Opnieuw actueel: Het aantal overvallen mag dan dalen, als het je overkomt als ondernemer heb je weinig aan die statistiek. Een overval hakt er in, bij jezelf en bij je personeel, vertelt de Dordtse supermarkteigenaar Cees van der Poel. ‘Het levert echt een trauma op.’

 

‘Tja, dat was niet zo handig van me.’ Supermarkteigenaar Cees van der Poel zegt het een paar keer tijdens het interview over de twee overvallen die hij heeft meegemaakt in zijn Albert Heijn in Dordrecht. Hij achtervolgt overvallers en winkeldieven de straat op, of pakt de auto om op zoek te gaan in de wijk. Dat heeft hem al eens een steekwond opgeleverd. Hij beseft dat hij daarmee niet het goede voorbeeld geeft aan zijn personeel, maar ze moeten gewoon van zijn spullen afblijven, zegt hij.

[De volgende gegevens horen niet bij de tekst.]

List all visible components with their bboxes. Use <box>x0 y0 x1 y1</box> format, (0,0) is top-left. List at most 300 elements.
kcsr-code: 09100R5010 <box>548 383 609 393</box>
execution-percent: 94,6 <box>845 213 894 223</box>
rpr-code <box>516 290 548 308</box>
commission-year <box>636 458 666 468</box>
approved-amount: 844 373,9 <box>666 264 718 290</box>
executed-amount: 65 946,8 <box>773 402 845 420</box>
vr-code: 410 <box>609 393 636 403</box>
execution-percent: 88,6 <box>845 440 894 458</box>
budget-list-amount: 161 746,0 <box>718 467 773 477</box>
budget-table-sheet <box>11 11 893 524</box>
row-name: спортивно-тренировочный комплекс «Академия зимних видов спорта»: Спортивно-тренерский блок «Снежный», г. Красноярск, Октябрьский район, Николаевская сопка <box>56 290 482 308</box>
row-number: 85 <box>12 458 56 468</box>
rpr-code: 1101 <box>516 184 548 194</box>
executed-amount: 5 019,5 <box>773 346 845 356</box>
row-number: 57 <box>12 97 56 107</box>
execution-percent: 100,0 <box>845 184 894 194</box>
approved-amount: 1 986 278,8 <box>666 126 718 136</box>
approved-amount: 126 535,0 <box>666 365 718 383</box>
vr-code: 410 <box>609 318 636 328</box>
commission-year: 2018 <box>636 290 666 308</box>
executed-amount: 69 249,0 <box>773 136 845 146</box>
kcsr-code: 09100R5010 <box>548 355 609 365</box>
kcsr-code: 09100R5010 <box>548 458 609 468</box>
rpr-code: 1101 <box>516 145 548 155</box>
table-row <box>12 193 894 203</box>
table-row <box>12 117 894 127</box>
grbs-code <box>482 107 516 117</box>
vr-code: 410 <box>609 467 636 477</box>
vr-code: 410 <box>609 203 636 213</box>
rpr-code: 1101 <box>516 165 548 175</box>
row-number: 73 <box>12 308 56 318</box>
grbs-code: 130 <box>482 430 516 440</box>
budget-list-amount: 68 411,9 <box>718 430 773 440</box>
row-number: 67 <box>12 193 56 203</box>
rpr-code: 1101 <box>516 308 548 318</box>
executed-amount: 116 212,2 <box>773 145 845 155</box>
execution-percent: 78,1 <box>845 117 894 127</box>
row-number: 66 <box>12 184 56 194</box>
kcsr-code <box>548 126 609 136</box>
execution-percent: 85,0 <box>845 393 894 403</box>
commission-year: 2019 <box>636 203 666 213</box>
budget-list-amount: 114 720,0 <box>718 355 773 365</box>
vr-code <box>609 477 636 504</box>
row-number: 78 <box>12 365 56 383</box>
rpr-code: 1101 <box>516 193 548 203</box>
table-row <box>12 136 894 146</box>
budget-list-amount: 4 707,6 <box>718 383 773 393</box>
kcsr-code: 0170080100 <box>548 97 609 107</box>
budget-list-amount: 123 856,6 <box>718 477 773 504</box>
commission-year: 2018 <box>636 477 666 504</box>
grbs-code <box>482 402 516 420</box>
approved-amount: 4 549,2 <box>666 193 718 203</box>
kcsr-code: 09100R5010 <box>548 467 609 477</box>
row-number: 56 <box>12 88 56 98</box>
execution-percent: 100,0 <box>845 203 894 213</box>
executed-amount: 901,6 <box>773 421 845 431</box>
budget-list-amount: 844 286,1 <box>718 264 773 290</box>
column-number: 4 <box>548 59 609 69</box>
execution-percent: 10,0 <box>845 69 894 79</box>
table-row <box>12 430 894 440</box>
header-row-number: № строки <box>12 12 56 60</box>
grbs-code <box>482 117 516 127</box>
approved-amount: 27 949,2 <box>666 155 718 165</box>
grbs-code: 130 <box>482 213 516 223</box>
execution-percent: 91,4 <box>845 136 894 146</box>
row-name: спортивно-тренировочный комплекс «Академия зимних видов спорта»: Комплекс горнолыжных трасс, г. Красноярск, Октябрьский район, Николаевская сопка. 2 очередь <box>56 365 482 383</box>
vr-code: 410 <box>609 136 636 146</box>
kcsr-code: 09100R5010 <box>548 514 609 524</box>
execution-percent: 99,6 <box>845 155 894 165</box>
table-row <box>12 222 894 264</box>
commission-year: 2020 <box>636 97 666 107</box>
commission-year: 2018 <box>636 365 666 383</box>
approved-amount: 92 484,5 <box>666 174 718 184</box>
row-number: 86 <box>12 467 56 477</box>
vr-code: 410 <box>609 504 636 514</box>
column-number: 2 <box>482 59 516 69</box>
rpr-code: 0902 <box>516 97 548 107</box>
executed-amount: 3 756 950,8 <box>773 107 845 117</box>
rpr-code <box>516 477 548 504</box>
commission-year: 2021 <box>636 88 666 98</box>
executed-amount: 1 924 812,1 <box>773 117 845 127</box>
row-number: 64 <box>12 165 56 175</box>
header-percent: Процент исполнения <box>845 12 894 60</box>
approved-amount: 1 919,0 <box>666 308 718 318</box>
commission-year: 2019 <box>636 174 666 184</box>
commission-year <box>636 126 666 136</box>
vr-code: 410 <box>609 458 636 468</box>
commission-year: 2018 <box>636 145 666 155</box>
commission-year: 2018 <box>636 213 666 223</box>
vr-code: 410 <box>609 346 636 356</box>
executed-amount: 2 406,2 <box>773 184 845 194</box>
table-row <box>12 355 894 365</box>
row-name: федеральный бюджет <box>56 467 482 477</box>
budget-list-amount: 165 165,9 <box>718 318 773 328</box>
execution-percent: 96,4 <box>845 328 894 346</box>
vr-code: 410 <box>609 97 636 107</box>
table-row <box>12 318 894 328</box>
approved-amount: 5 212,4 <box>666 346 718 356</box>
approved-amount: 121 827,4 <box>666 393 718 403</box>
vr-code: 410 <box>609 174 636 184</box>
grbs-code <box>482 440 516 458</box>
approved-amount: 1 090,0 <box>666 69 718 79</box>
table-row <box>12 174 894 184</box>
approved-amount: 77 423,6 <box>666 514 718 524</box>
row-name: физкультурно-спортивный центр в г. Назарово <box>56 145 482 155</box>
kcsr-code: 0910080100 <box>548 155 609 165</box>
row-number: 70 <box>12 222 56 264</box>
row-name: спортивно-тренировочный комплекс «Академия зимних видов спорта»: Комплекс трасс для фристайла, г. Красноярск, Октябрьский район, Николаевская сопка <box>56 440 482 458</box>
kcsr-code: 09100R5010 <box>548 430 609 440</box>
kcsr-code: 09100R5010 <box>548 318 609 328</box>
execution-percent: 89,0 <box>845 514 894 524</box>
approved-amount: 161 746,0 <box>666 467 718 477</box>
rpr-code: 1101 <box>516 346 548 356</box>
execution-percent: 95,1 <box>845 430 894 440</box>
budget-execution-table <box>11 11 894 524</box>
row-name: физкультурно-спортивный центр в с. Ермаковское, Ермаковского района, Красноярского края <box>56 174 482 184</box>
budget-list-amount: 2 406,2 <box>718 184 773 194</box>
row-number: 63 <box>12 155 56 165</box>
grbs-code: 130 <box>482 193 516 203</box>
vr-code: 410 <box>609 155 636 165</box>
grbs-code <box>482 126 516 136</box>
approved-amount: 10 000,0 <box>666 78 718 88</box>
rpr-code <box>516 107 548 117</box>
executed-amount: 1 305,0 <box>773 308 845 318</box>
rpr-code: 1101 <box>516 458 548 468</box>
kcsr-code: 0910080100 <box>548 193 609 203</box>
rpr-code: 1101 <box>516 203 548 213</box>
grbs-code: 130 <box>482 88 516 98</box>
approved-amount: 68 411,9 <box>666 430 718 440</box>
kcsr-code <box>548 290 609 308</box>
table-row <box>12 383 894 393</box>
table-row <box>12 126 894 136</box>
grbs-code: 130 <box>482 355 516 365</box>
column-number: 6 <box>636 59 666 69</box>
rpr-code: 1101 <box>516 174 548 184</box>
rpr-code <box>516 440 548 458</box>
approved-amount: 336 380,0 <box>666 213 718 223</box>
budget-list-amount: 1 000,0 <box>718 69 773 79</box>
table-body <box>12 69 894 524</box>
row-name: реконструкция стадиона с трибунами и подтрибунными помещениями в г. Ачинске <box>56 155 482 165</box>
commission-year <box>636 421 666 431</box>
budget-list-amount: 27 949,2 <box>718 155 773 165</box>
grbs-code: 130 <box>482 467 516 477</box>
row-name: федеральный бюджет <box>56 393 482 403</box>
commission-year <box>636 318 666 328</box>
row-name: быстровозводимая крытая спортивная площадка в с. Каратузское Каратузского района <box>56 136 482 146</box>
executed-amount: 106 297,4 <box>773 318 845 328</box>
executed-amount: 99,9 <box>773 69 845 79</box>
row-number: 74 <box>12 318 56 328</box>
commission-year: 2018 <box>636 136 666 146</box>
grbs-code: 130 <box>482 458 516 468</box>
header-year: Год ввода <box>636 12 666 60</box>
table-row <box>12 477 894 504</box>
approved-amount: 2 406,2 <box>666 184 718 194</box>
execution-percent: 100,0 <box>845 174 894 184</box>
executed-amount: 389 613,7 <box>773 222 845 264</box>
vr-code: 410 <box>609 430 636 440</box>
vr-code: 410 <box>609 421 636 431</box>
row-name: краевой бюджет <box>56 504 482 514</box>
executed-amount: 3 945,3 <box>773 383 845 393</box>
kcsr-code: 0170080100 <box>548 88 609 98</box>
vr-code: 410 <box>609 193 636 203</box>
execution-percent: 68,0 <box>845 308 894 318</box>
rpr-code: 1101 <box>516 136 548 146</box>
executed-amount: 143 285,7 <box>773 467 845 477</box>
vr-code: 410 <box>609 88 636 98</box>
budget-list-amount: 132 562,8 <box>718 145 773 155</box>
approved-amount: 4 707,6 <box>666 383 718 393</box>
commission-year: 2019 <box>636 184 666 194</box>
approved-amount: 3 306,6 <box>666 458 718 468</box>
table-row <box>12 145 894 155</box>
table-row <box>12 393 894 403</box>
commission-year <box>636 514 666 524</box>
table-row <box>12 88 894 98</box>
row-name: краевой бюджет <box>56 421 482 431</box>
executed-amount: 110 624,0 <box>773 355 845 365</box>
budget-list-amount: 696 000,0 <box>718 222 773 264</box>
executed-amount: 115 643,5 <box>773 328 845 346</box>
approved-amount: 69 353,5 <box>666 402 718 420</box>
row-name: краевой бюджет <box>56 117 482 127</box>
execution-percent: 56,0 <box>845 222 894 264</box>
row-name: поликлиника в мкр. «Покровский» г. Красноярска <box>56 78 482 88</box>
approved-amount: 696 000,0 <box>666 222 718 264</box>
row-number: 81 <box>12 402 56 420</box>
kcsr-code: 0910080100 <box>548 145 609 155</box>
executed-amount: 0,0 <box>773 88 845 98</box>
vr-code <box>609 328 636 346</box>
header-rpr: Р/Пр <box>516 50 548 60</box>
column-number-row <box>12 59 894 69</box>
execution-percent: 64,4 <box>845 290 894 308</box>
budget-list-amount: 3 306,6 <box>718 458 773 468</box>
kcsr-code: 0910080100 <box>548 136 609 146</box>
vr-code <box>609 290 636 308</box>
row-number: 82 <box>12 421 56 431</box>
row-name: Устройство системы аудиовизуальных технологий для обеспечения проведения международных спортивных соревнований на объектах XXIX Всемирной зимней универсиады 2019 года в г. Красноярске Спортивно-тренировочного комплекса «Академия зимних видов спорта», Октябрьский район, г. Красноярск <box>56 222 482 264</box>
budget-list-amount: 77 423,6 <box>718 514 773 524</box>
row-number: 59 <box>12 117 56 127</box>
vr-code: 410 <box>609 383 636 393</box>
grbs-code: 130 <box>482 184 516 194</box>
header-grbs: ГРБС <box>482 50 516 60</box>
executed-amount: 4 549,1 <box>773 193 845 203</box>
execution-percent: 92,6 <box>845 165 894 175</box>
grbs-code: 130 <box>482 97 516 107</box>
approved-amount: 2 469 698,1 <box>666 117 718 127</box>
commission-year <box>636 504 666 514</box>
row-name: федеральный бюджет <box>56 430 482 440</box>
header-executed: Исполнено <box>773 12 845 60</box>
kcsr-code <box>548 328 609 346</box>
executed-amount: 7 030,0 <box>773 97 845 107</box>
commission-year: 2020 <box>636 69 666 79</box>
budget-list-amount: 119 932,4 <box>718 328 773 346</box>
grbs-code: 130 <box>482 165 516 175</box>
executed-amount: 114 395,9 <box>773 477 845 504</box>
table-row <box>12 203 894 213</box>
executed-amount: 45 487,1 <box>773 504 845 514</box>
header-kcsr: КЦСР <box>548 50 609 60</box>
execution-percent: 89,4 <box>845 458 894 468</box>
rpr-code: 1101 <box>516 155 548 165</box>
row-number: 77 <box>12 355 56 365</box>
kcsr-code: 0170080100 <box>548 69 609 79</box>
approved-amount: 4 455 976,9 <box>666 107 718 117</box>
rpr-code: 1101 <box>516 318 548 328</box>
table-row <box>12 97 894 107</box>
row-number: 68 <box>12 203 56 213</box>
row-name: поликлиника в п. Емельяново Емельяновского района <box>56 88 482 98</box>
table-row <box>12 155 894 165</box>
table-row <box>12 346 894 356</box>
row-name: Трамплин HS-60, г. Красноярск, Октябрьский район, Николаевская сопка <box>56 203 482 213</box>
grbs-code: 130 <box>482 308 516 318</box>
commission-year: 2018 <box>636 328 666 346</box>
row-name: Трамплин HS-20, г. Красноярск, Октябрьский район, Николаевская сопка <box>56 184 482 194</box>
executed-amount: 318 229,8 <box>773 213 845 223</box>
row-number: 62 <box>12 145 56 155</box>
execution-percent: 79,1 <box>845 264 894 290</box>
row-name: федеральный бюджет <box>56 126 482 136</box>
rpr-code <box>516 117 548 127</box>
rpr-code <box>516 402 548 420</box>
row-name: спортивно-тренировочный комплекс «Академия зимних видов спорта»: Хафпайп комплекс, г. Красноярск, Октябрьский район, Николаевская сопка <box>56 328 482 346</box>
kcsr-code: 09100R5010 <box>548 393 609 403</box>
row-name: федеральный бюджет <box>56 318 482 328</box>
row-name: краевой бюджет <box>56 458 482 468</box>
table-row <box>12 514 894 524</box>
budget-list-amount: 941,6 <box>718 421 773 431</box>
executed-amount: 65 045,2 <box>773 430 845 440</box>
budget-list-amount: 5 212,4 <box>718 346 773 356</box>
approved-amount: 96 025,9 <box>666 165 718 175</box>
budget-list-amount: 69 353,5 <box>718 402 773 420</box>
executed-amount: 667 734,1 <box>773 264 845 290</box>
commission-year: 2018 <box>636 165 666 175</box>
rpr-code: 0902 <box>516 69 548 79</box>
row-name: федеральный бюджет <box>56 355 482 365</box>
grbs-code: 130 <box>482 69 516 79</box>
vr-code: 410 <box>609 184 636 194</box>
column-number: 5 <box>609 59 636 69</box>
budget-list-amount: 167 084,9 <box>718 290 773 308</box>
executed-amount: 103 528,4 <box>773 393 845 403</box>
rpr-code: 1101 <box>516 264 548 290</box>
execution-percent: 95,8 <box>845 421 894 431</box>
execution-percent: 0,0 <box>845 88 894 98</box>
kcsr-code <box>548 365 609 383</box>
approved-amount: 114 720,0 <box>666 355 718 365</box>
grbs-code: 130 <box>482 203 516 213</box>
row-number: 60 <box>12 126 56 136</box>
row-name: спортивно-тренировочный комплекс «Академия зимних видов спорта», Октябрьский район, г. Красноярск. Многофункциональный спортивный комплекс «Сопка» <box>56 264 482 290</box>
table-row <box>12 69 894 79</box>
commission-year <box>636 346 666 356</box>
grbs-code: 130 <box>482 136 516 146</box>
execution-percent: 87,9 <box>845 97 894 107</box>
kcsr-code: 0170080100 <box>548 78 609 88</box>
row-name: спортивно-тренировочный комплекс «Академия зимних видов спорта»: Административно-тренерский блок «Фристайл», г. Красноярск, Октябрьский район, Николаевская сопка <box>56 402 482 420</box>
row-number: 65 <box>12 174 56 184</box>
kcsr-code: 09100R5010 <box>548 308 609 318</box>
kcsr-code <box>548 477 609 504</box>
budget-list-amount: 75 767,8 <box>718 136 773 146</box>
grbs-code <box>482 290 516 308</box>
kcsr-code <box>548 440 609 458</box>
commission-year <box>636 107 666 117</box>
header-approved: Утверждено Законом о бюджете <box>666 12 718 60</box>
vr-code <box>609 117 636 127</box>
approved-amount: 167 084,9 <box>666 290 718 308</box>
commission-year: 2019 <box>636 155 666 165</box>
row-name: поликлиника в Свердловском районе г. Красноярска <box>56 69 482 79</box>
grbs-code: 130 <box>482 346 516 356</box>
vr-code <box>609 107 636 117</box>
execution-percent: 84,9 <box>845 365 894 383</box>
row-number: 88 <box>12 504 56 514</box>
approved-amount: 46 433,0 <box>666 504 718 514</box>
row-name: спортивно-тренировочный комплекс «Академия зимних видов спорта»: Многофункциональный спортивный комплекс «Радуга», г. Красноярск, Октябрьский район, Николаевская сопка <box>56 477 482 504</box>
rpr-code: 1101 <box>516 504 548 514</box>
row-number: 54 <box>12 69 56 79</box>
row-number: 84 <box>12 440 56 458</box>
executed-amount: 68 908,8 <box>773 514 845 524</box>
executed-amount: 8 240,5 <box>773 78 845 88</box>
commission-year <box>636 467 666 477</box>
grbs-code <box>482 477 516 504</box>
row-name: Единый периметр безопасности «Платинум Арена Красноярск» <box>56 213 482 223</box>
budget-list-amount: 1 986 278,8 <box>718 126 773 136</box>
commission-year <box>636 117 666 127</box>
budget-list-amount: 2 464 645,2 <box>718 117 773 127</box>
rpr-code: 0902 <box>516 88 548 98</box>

De AH maakt deel uit van een klein winkelcentrum in de Wielwijk, met verder onder meer een Aldi, een Zeeman en een Kruidvat. In een krap kantoortje in zijn Albert Heijn-winkel, dat Van der Poel ook nog eens deelt met een administratief medewerker, wil hij wel vertellen wat dat met je doet als ondernemer, twee gewapende overvallen en ontelbare winkeldiefstallen.

 

‘Wie van mij steelt, gaat mijn winkel niet uit’

 

Overval 1

‘In 2000 was de Wielwijk nog hartje getto, met diefstallen en bedreigingen aan de lopende band. Ik was de winkel net begonnen, op mijn 25ste. De overval vond plaats op donderdag, tijdens koopavond. Mijn vrouw, die normaal nooit ’s avonds werkte, viel die dag in achter de kassa. Vier gemaskerde mannen stormden de winkel binnen. Mijn vrouw kreeg een klap, werd op de grond gedrukt en kreeg een pistool tegen haar hoofd. De andere overvallers gingen als een wervelwind door het kassapark heen.’

‘Ik stond in de winkel en zag het van een afstand gebeuren. Ik heb toen de klanten en het overige personeel richting het magazijn geloodst. Natuurlijk lag daar mijn vrouw, maar je moet op zo’n moment niet de held uit gaan hangen. Je kunt toch niks doen. Dan loop je naar vier gasten toe die onder hoogspanning staan.’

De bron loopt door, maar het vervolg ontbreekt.